The Therac-25 allowed the beam to be turned on without error (minus the overridden warning) in this circumstance. The Therac-25 had no hardware protective circuits and depended solely on software for protection. The safety analysis of the Therac-25 considered only hardware failures, not software errors, and thus did not discover the need for any sort of hardware protection. The reasoning given for not including software errors was the “extensive testing” of the Therac-25, the fact that software, unlike hardware, does not degrade, and the general assumption that software is error-proof. Software errors were assumed to be caused by hardware errors, and residual software errors were not included in the analysis.
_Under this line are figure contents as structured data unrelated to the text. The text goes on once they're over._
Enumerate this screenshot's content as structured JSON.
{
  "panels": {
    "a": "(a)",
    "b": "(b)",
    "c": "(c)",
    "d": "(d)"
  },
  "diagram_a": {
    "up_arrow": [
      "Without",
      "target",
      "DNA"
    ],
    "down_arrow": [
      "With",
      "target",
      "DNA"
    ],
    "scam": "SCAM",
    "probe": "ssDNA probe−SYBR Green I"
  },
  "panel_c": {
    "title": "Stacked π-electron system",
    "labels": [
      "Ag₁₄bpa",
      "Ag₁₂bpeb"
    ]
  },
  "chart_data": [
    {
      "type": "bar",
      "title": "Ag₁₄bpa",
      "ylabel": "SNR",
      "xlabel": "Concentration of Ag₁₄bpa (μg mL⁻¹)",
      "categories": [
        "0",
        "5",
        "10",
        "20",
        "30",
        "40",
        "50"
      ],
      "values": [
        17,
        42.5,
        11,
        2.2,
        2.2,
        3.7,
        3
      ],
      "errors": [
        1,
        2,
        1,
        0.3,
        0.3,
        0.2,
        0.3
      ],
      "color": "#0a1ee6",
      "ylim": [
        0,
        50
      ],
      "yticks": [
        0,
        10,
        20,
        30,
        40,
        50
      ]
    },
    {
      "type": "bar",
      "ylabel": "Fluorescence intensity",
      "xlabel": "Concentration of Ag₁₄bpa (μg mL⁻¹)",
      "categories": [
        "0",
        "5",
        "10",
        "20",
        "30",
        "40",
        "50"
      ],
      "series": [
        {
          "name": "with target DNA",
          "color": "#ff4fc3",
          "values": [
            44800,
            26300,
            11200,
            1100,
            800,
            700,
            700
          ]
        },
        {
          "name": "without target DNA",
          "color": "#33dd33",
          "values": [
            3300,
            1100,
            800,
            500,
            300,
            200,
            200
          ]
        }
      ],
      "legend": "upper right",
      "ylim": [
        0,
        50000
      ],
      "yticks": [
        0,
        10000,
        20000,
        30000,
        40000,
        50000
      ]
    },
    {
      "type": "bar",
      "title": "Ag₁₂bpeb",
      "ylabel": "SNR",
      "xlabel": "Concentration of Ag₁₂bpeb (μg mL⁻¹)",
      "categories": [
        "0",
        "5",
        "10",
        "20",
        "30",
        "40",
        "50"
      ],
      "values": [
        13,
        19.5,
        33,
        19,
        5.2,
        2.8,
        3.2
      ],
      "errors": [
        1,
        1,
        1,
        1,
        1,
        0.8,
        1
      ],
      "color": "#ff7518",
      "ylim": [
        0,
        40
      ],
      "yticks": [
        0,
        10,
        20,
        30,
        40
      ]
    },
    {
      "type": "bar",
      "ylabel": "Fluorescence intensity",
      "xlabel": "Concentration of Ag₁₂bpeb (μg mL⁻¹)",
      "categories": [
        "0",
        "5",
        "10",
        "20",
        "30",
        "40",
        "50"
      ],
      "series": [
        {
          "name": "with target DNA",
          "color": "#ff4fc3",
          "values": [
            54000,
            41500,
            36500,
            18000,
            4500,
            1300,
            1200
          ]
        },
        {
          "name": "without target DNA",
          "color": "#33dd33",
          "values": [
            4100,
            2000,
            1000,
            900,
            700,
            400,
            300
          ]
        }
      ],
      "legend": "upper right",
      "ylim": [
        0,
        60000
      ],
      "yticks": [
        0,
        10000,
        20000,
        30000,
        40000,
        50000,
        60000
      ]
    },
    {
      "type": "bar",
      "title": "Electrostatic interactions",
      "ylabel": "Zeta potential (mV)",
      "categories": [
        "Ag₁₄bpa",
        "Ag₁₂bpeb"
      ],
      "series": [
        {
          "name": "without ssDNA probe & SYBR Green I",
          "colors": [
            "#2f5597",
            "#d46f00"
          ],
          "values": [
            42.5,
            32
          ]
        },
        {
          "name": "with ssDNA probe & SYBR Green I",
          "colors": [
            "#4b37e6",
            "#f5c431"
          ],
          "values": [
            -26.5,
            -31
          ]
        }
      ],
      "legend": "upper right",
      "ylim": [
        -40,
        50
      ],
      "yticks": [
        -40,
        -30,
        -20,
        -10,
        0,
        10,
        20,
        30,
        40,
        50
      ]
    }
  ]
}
Unfortunately the coding used in the Therac-25 was in part borrowed from a previous machine and contained a residual error. This error was not noticed in previous versions because hardware protective circuits prevented a similar error from occurring. The residual error was a software error known as a “race condition”. In short, the output of the coding was dependent on the order the variables were entered. If an operator were to enter the variables for the treatment very quickly and not in the normal order (such as going back to correct a mistake), the machine would accept the settings before the change from the default setting had registered. In some of these cases, it resulted in the error described here. This error was not caught before the overdoses happened because software failures were not considered in the safety analysis (as described above), the code was reused from a previous system that had hardware interlocks (and so had not had these problems) and the review of the software was inadequate. The coding was not independently reviewed, the design of the software did not include failure modes and the software was not tested with the hardware until installation.

This incident can teach us a lot about over-reliance on one part of a system and re-using designs in a new way with inadequate testing and verification (as well as many other issues). If we can learn from the mistakes of others, we are less likely to make those mistakes ourselves. For more detail on this (extremely complicated) issue, please see Nancy Leverson and Clark Turner’s An Investigation of the Therac-25 Incidents.”